The host renderer. Validate the spec against a schema, map entries to real components, and wire events back to the agent. Handle attribution, domains, and safe links. If validation fails, show a graceful text fallback.

That is it. A switch, a palette, a renderer.

Where UI beats text for agents

Lists with actions. Products, posts, flights, jobs. Sorting and filtering in the UI, not by rewriting a paragraph.
Short forms and wizards. Collect two fields and a date. Show a summary. Confirm.
Comparisons. A table with highlighted differences is faster than pages of prose.
Scheduling. Time slots, constraints, and a confirm button.
Triage. Email or ticket queues with quick actions.

If the user asks “why” or “how”, return to text. The switch is cheap.

Trust and branding without chaos: a small manifest file

If an agent shows content from a site, that site should have a say in how it appears. The web already has patterns like robots.txt, security.txt, and oEmbed discovery. We can use the same idea for agent UIs.

Call it /.well-known/agent-ui.json.

What it does:

Lets a site publish brand tokens and display rules for how its content should look inside agent UI blocks.
Tells clients what components and props are acceptable for that domain, and which actions are allowed (View, Compare, Save). Buying or posting on behalf of the user should require an explicit policy.
Provides image and link hygiene: allowed CDNs, max image size, link requirements, attribution.

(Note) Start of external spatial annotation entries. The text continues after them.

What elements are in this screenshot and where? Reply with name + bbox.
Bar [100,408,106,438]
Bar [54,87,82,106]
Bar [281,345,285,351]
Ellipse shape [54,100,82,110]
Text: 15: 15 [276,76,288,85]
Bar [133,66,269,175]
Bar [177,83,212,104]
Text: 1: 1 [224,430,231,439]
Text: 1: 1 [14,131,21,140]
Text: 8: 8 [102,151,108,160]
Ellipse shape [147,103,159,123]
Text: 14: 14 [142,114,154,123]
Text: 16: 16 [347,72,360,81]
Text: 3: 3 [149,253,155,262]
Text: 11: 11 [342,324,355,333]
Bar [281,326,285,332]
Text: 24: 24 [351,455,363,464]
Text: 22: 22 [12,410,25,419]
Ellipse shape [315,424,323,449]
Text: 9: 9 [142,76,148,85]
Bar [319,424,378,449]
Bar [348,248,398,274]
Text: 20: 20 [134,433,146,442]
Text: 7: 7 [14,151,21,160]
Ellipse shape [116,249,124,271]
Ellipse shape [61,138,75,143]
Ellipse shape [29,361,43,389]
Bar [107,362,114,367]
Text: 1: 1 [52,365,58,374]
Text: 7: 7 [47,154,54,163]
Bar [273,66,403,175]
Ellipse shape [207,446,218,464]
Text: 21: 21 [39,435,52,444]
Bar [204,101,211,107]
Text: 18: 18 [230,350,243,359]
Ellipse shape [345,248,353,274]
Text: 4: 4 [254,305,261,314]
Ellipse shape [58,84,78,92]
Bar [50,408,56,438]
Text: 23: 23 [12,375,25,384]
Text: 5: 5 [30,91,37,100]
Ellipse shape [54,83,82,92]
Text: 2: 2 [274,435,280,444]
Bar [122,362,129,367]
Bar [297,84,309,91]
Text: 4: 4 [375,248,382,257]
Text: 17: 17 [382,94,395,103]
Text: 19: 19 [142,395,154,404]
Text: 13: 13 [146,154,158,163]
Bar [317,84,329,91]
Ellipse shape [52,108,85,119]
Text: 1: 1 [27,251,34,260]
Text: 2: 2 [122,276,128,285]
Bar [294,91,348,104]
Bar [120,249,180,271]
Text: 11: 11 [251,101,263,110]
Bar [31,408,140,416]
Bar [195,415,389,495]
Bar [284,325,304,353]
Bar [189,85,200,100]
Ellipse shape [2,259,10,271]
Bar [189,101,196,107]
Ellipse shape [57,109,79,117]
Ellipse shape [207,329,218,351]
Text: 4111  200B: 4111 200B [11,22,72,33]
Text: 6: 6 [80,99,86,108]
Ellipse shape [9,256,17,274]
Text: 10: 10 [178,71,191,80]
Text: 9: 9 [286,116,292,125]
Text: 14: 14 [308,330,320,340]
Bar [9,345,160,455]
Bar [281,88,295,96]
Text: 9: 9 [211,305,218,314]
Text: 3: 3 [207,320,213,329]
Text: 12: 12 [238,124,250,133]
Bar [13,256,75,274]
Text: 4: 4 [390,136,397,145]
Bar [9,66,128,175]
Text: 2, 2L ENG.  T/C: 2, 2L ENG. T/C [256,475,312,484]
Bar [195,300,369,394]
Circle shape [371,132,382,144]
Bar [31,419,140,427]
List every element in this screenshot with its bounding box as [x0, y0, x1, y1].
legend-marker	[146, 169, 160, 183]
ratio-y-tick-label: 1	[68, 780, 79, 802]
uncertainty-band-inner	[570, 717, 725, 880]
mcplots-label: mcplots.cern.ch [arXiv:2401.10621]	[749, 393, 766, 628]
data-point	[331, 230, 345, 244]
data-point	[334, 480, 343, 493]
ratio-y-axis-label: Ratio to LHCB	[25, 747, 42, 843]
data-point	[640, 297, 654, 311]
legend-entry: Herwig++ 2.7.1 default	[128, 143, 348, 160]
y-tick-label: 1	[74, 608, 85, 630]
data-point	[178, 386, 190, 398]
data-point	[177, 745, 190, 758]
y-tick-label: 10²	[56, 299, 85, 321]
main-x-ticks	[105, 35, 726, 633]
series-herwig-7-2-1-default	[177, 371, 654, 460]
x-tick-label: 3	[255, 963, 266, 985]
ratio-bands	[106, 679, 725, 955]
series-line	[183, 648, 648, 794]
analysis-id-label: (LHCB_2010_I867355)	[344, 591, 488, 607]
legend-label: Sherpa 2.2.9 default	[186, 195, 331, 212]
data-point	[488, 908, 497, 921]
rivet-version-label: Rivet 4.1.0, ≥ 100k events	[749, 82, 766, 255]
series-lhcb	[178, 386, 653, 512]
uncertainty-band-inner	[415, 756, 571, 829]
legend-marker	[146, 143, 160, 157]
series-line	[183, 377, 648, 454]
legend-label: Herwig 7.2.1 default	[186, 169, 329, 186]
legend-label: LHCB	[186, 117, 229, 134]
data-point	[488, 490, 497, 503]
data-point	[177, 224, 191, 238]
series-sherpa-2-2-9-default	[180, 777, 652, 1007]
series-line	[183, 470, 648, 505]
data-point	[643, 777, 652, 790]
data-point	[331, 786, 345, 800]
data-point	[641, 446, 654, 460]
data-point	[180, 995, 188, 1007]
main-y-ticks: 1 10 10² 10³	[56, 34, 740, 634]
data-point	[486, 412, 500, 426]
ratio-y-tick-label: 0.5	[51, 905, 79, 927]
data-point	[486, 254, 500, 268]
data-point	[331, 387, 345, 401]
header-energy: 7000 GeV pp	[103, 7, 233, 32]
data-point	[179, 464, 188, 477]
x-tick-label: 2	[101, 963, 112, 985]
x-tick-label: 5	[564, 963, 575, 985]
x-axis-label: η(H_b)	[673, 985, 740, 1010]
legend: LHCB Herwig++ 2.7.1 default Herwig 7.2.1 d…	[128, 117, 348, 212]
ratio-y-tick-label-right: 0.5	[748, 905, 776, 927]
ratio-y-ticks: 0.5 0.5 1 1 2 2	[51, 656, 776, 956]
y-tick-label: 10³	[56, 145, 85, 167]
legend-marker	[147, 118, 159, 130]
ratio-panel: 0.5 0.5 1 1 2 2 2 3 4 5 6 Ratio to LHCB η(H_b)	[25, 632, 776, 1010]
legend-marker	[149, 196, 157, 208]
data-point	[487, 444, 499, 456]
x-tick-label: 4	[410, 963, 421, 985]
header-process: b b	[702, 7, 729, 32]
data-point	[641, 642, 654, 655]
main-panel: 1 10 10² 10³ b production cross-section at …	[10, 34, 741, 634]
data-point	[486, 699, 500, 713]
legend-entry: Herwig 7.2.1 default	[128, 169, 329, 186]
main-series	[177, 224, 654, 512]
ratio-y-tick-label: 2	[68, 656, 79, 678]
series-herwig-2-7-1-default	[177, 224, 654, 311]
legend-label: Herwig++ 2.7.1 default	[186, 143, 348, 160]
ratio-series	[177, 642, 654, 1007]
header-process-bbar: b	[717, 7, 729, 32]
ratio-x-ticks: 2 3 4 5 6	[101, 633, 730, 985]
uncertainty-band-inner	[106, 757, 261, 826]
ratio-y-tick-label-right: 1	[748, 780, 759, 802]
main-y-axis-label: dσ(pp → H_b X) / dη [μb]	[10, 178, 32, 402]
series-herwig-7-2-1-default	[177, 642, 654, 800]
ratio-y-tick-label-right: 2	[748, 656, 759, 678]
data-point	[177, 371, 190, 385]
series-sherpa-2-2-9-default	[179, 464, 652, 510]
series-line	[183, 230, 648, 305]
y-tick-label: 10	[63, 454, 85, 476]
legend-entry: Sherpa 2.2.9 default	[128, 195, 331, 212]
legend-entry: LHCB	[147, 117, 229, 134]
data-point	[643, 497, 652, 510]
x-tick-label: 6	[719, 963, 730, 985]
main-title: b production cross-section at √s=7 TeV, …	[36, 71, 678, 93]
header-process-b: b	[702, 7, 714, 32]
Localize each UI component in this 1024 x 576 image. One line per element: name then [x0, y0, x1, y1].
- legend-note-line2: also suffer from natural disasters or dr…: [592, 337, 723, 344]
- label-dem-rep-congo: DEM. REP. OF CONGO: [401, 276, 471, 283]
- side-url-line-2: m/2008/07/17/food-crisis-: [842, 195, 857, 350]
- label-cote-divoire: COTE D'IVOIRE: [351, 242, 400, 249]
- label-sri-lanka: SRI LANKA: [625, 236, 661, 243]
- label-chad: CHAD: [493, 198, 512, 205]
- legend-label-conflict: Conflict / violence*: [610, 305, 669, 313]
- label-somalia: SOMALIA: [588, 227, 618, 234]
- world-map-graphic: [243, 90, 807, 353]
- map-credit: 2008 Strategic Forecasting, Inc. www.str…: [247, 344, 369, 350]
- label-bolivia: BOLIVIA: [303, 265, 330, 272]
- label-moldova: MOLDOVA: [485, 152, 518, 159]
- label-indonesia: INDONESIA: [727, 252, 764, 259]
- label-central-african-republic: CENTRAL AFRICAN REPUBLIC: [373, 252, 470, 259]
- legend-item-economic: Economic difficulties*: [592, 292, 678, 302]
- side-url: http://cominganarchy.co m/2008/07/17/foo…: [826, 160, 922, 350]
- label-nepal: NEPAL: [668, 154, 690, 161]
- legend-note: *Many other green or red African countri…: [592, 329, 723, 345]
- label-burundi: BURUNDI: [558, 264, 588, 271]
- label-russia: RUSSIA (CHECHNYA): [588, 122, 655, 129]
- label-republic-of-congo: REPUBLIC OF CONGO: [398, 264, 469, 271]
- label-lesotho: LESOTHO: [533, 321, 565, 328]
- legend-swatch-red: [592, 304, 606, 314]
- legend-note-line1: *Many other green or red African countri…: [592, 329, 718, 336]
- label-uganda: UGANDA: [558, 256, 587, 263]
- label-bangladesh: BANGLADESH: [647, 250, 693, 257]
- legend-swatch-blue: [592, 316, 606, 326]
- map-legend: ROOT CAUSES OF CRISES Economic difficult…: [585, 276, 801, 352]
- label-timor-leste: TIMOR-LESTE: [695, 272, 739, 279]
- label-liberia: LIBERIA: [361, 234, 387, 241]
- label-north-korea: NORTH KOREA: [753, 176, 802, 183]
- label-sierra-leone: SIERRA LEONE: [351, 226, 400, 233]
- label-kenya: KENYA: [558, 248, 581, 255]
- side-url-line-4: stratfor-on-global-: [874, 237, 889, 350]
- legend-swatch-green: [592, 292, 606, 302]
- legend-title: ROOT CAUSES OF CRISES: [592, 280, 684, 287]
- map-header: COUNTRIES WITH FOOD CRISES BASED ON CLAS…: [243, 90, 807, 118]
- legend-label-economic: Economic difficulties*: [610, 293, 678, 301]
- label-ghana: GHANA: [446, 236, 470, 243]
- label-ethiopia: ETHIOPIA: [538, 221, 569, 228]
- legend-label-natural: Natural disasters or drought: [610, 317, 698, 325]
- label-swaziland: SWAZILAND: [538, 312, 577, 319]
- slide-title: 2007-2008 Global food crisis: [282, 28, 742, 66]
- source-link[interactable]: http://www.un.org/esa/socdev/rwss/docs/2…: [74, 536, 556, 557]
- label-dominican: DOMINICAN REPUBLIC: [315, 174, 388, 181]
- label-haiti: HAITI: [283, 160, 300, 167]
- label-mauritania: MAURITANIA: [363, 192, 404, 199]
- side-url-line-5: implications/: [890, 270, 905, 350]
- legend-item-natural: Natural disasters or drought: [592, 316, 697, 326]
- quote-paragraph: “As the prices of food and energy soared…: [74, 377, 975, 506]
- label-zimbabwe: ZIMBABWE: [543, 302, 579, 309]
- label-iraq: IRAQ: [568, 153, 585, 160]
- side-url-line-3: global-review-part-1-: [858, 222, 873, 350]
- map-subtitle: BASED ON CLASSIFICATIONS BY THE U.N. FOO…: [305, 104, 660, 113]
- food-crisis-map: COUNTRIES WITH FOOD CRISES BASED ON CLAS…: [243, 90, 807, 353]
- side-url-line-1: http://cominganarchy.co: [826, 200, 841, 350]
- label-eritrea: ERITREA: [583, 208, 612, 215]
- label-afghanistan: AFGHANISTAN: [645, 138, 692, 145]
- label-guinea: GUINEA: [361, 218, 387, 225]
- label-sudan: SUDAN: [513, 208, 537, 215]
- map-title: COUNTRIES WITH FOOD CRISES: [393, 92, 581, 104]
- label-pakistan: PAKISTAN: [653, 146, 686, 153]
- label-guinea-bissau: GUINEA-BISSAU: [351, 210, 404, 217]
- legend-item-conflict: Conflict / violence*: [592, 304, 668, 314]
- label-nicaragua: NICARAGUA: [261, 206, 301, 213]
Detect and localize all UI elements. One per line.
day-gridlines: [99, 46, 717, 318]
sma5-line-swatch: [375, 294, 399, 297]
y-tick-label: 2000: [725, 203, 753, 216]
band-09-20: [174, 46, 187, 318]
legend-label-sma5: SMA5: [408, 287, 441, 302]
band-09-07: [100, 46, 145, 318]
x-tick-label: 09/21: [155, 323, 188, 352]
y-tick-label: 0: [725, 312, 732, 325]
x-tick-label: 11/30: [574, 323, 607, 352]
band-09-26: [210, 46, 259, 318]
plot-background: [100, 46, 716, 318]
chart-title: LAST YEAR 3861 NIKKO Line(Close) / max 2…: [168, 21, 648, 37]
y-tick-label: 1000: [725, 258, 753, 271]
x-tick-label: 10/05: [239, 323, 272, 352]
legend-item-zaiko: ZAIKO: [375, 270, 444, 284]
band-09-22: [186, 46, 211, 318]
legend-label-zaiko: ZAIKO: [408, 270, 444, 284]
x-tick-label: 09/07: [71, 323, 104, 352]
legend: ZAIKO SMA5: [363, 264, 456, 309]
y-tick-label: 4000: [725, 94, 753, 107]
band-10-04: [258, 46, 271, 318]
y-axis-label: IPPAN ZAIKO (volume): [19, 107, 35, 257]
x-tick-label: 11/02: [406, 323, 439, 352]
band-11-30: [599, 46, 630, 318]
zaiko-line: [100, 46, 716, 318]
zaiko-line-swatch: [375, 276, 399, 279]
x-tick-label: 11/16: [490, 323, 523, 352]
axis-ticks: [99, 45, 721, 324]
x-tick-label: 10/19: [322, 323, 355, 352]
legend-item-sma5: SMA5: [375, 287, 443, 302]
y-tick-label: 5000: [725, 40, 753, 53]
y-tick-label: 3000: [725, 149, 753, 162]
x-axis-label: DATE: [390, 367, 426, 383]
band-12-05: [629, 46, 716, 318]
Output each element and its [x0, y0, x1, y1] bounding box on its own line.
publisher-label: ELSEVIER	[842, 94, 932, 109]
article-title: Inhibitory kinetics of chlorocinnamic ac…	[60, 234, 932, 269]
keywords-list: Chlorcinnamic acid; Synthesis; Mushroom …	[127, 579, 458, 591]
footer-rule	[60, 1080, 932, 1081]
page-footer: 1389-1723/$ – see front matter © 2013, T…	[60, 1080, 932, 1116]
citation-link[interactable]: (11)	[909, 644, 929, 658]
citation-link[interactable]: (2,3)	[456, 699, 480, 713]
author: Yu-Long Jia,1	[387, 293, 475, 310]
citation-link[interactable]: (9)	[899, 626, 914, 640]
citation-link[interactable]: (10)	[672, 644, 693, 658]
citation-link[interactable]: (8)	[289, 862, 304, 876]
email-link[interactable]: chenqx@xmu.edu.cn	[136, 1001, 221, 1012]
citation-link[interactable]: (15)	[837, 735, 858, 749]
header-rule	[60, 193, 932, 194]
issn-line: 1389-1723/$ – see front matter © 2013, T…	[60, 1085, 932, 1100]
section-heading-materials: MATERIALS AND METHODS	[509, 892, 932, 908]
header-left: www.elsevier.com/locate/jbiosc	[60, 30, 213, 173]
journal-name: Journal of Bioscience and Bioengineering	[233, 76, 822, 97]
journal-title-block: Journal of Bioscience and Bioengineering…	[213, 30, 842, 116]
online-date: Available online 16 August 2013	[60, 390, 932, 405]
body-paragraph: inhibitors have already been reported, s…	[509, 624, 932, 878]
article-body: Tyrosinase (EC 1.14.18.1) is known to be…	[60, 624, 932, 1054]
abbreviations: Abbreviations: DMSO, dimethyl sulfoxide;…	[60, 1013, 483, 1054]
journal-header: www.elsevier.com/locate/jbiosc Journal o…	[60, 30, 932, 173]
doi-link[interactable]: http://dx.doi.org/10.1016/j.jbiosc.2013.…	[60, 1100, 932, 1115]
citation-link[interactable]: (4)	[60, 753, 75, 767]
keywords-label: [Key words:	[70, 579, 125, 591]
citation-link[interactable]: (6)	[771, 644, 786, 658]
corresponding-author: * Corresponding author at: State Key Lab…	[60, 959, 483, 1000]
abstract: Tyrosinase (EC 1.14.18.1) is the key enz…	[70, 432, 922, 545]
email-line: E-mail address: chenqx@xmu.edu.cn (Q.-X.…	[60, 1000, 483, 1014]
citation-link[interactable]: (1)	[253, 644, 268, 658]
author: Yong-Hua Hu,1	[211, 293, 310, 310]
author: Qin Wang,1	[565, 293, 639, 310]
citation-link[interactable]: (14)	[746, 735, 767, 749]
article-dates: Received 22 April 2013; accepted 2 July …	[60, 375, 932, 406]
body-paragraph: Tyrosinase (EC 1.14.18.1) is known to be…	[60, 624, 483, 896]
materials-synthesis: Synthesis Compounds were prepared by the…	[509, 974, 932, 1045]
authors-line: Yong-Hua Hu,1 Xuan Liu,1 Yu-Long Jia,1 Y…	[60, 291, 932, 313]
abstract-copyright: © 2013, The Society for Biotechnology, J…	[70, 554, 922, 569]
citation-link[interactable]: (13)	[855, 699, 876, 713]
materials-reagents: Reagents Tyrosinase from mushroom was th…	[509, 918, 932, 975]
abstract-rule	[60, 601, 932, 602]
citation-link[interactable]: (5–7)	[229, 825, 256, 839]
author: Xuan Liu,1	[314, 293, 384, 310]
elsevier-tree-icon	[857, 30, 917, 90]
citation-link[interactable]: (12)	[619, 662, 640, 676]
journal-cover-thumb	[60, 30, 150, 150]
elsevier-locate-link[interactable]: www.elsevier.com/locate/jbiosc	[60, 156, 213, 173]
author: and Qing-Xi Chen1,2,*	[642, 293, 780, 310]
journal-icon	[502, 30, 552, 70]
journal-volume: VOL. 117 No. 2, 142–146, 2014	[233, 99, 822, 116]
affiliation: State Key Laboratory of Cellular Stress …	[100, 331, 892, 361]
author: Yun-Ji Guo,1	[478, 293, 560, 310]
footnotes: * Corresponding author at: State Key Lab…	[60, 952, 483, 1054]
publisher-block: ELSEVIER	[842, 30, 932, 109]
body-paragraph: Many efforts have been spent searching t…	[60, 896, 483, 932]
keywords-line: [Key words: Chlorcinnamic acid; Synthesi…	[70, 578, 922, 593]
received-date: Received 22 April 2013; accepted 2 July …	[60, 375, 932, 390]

The client app stays in control. Users can opt in or out per site or globally. If the manifest is missing or blocked, render with a neutral theme.

How the decision gets made

Rules I like:

If the answer is a set of similar items, return a List or Table.
If the user needs to pick or confirm, return a Form or Dialog.
If the user wants to learn or reason, return text.
If the user flips between explore and explain, let them switch the mode.
Keep UI blocks small and scoped. One job at a time.

Anti-patterns

Making the model write UI code. It will be brittle and unsafe.
Dumping a dashboard into chat. Keep it tight.
Letting unknown domains inject theme or scripts.
UI that traps the user. Always offer a text path.

Why now

Agent chat has matured enough that the friction points are obvious. People expect to click, not copy. Design systems make small palettes cheap. Well-known discovery patterns exist. We can add UI to the loop without inventing a new web.

For now, keep the rule simple: if the answer has a shape or needs input, render UI. If not, talk.